Merge sorting 100GB worth of data


#1
  1. This is not 100% accurate, numerous issues have been changed to abstract away all but the “core” of the problem.

  2. We have

type Foo = (u64, f64)

for lhs: Foo, rhs: Foo, we say
  lhs < rhs if
    lhs.0 < rhs.0 or (lhs.0 == rhs.0 && lhs.1 < rhs.1)
  1. We have 100GB worth of Foo, stored in 1000 files of 0.1GB each. Content within files are NOT sorted.

  2. Our goal is to produce a 100GB output file of all tuples, sorted.

  3. We have a machien with 128GB RAM. (We don’t, but relative to the data set, it’s accurage, i.e. 1.5 * data set > RAM > data set).

  4. The machine has 24 cores.

  5. Question: what is best way to implement this sort?

===== Some things I have tried:

  1. Single thread, reads all the files into one Vec, sorts it. Bad as it only uses 1/24 cores.

  2. Rayon par_iter + map + reduce. For each file, sorts it. Then use a reduce that (1) concats two vecs and (2) sorts it. This doesn’t work, as we run out of memory (since RAM < 1.5 * dataset).
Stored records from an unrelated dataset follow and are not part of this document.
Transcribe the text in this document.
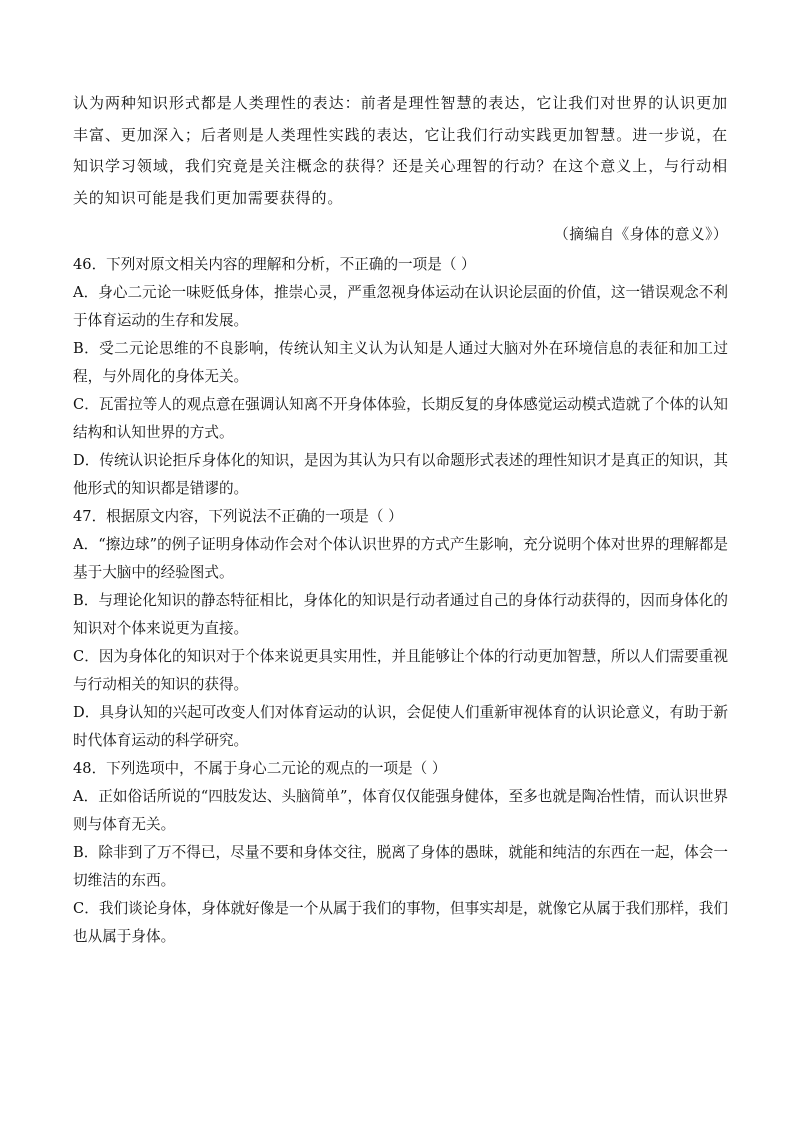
认为两种知识形式都是人类理性的表达：前者是理性智慧的表达，它让我们对世界的认识更加丰富、更加深入；后者则是人类理性实践的表达，它让我们行动实践更加智慧。进一步说，在知识学习领域，我们究竟是关注概念的获得？还是关心理智的行动？在这个意义上，与行动相关的知识可能是我们更加需要获得的。

（摘编自《身体的意义》）

46．下列对原文相关内容的理解和分析，不正确的一项是（ ）

A．身心二元论一味贬低身体，推崇心灵，严重忽视身体运动在认识论层面的价值，这一错误观念不利于体育运动的生存和发展。

B．受二元论思维的不良影响，传统认知主义认为认知是人通过大脑对外在环境信息的表征和加工过程，与外周化的身体无关。

C．瓦雷拉等人的观点意在强调认知离不开身体体验，长期反复的身体感觉运动模式造就了个体的认知结构和认知世界的方式。

D．传统认识论拒斥身体化的知识，是因为其认为只有以命题形式表述的理性知识才是真正的知识，其他形式的知识都是错谬的。

47．根据原文内容，下列说法不正确的一项是（ ）

A．“擦边球”的例子证明身体动作会对个体认识世界的方式产生影响，充分说明个体对世界的理解都是基于大脑中的经验图式。

B．与理论化知识的静态特征相比，身体化的知识是行动者通过自己的身体行动获得的，因而身体化的知识对个体来说更为直接。

C．因为身体化的知识对于个体来说更具实用性，并且能够让个体的行动更加智慧，所以人们需要重视与行动相关的知识的获得。

D．具身认知的兴起可改变人们对体育运动的认识，会促使人们重新审视体育的认识论意义，有助于新时代体育运动的科学研究。

48．下列选项中，不属于身心二元论的观点的一项是（ ）

A．正如俗话所说的“四肢发达、头脑简单”，体育仅仅能强身健体，至多也就是陶冶性情，而认识世界则与体育无关。

B．除非到了万不得已，尽量不要和身体交往，脱离了身体的愚昧，就能和纯洁的东西在一起，体会一切维洁的东西。

C．我们谈论身体，身体就好像是一个从属于我们的事物，但事实却是，就像它从属于我们那样，我们也从属于身体。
  3. Raven par_iter = map // for each file, we sort it. Then, afterwards, we do:

let data: Vec<Vec<Foo>> = blah.par_iter().map( read_and_sort_file );
let mut ans : Vec<Vec<Foo>> = Vec::new();

for d in data.into_iter() // this is important, as it frees up memory as ans increases {
  ans.merge_sort(d);
}
  1. So 10 is the best I have so far, but for the merge step, it’s only using a single core.

=====

  1. Anyone dealt with this before? If so, how do I do this? The main issues are:

  2. 1.5 * dataset > RAM, so we don’t have room to “duplicate datasets”
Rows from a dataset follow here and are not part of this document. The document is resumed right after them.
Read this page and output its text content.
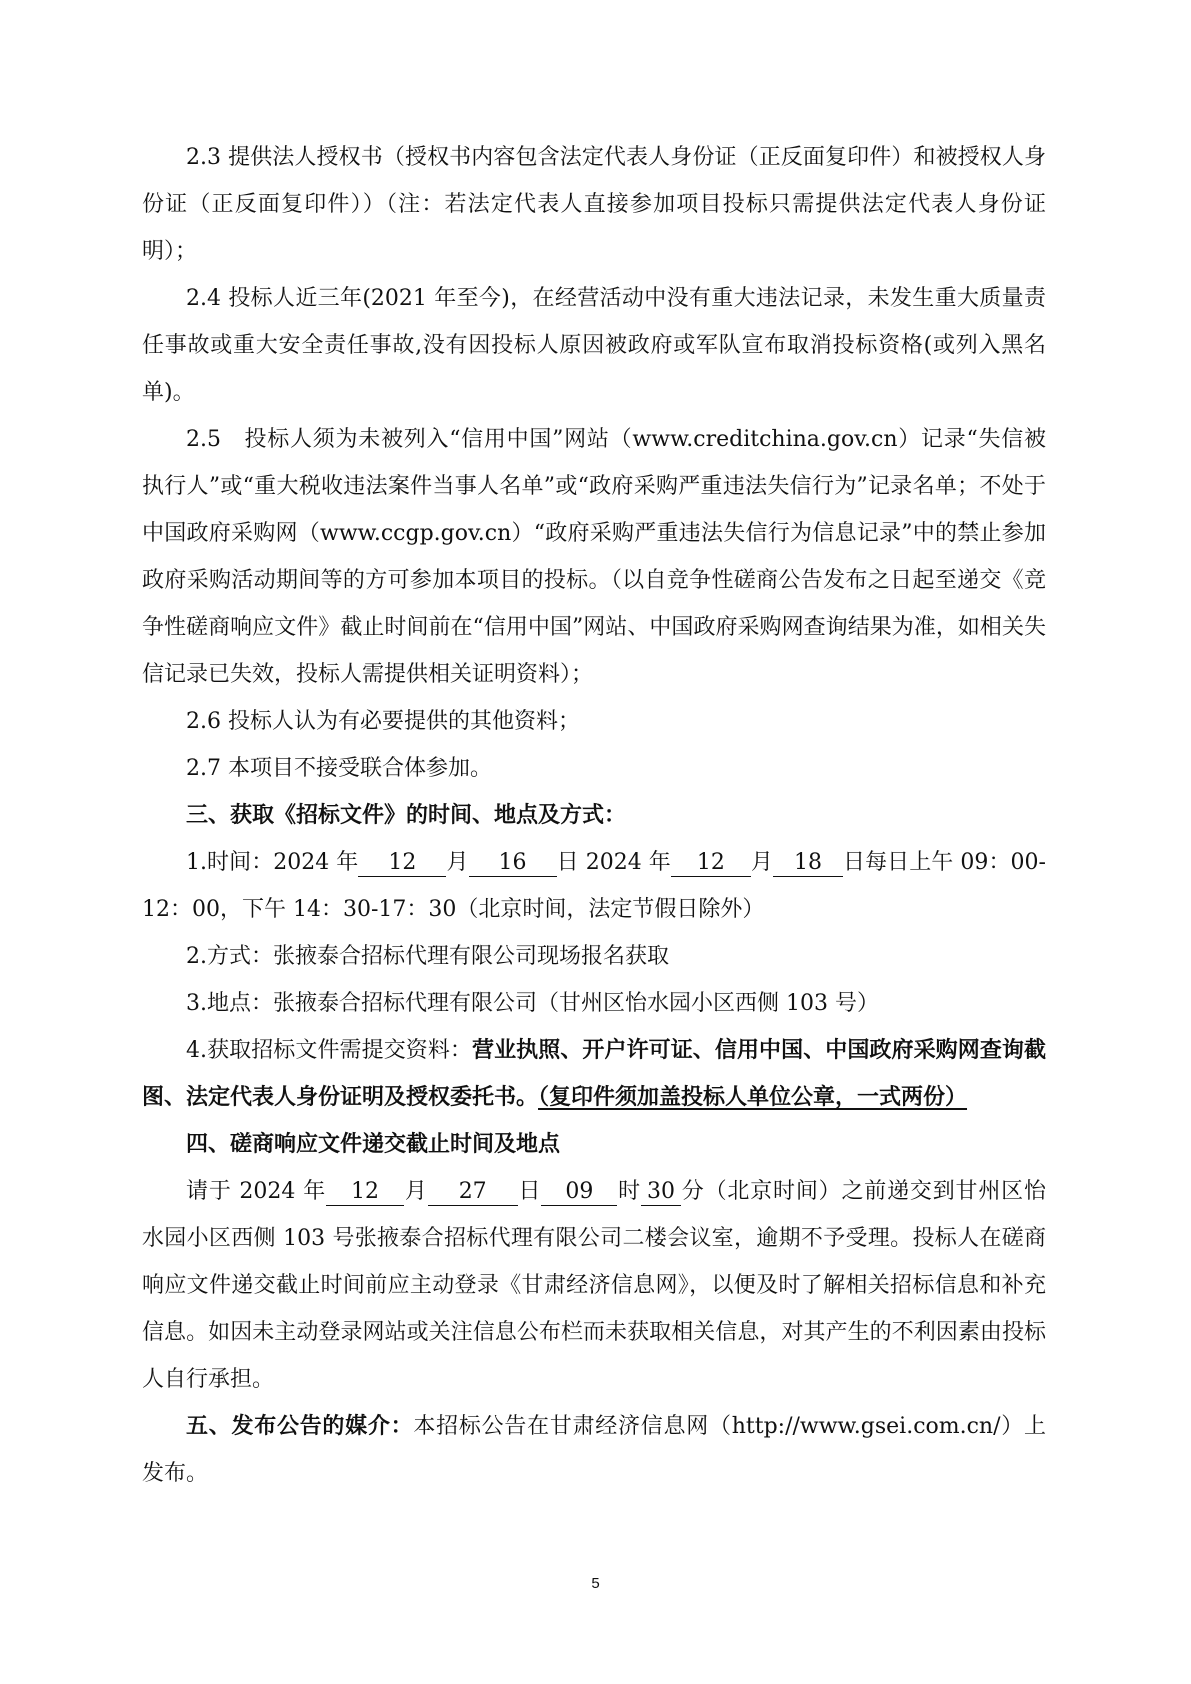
2.3 提供法人授权书（授权书内容包含法定代表人身份证（正反面复印件）和被授权人身份证（正反面复印件））（注：若法定代表人直接参加项目投标只需提供法定代表人身份证明）；

2.4 投标人近三年(2021 年至今)，在经营活动中没有重大违法记录，未发生重大质量责任事故或重大安全责任事故,没有因投标人原因被政府或军队宣布取消投标资格(或列入黑名单)。

2.5　投标人须为未被列入“信用中国”网站（www.creditchina.gov.cn）记录“失信被执行人”或“重大税收违法案件当事人名单”或“政府采购严重违法失信行为”记录名单；不处于中国政府采购网（www.ccgp.gov.cn）“政府采购严重违法失信行为信息记录”中的禁止参加政府采购活动期间等的方可参加本项目的投标。（以自竞争性磋商公告发布之日起至递交《竞争性磋商响应文件》截止时间前在“信用中国”网站、中国政府采购网查询结果为准，如相关失信记录已失效，投标人需提供相关证明资料）；

2.6 投标人认为有必要提供的其他资料；

2.7 本项目不接受联合体参加。

三、获取《招标文件》的时间、地点及方式：

1.时间：2024 年 12 月 16 日 2024 年 12 月 18 日每日上午 09：00-12：00，下午 14：30-17：30（北京时间，法定节假日除外）

2.方式：张掖泰合招标代理有限公司现场报名获取

3.地点：张掖泰合招标代理有限公司（甘州区怡水园小区西侧 103 号）

4.获取招标文件需提交资料：营业执照、开户许可证、信用中国、中国政府采购网查询截图、法定代表人身份证明及授权委托书。（复印件须加盖投标人单位公章，一式两份）

四、磋商响应文件递交截止时间及地点

请于 2024 年 12 月 27 日 09 时 30 分（北京时间）之前递交到甘州区怡水园小区西侧 103 号张掖泰合招标代理有限公司二楼会议室，逾期不予受理。投标人在磋商响应文件递交截止时间前应主动登录《甘肃经济信息网》，以便及时了解相关招标信息和补充信息。如因未主动登录网站或关注信息公布栏而未获取相关信息，对其产生的不利因素由投标人自行承担。

五、发布公告的媒介：本招标公告在甘肃经济信息网（http://www.gsei.com.cn/）上发布。

5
  3. We have more than 1 core, and I’d like to use all of them.

Thanks!


#2

Did you try Rayon’s own sort methods? The stable par_sort allocates a full temporary buffer which you may not want (but see below), or par_sort_unstable works completely in place. (These are stable/unstable in the ordering of equal items, not in quality of code.)

On the extra memory required, you may be better off sorting on some indirection, like a Vec<&T> referencing the items in the full data set, or avoid lifetimes using Vec<usize> and sort_by_key indexing the data. This way you’re not moving so much data around just to sort it.


#3

Sort all the files and write them out again, then merge sort the files. Old skool style.
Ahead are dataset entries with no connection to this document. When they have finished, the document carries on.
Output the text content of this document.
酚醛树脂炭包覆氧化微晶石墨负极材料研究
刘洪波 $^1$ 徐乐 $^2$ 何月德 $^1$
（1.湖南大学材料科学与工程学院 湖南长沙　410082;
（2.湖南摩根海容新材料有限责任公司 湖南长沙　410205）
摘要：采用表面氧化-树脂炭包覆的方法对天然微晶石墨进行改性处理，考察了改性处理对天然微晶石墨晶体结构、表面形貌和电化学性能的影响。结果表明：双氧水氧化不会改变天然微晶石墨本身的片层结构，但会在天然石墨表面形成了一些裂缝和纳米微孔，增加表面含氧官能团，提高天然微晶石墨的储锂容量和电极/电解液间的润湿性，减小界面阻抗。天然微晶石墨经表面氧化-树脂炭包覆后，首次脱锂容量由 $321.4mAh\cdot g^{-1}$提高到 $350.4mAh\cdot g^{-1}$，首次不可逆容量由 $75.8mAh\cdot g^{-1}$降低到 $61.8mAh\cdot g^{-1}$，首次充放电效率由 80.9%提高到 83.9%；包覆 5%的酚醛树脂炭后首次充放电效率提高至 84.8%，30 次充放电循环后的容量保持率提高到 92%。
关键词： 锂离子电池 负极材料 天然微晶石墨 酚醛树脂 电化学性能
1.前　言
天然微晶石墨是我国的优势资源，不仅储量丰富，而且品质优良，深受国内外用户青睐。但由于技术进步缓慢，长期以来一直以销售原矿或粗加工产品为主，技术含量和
Do you have an idea of the range of the data? Like, if the u64 is a timestamp in a certain range or similar? Then you can read the files and group elements into range buckets output files, rather than their originals. Then you can read the bucket files in order and sort them internally.

A variant of this is a quick indexing pass over the files to determine the range of each file, that way you only need to read in some of the files as you progress through the range. It won’t help much if the sort key is randomly distributed, but otherwise can save some memory.

If it won’t all fit in memory, it won’t all fit in memory. But a sequential pass through 100Gb of data can be pretty quick, especially if you only need to do it once in preparation.


#4

I was looking for a crate to do this the other day, couldn’t find one. I have it on my list of “ideas of things to do”.


#5

It sounds like you might want to look at how databases do large sorts: they implement some sort of buffering strategy. I’m not a db expert, though…

The approach that comes to my mind is: if each of the N files is F bytes and memory is M bytes, perhaps you can logically break each file into (F * (N+1))/M segments of size M/(N+1) bytes.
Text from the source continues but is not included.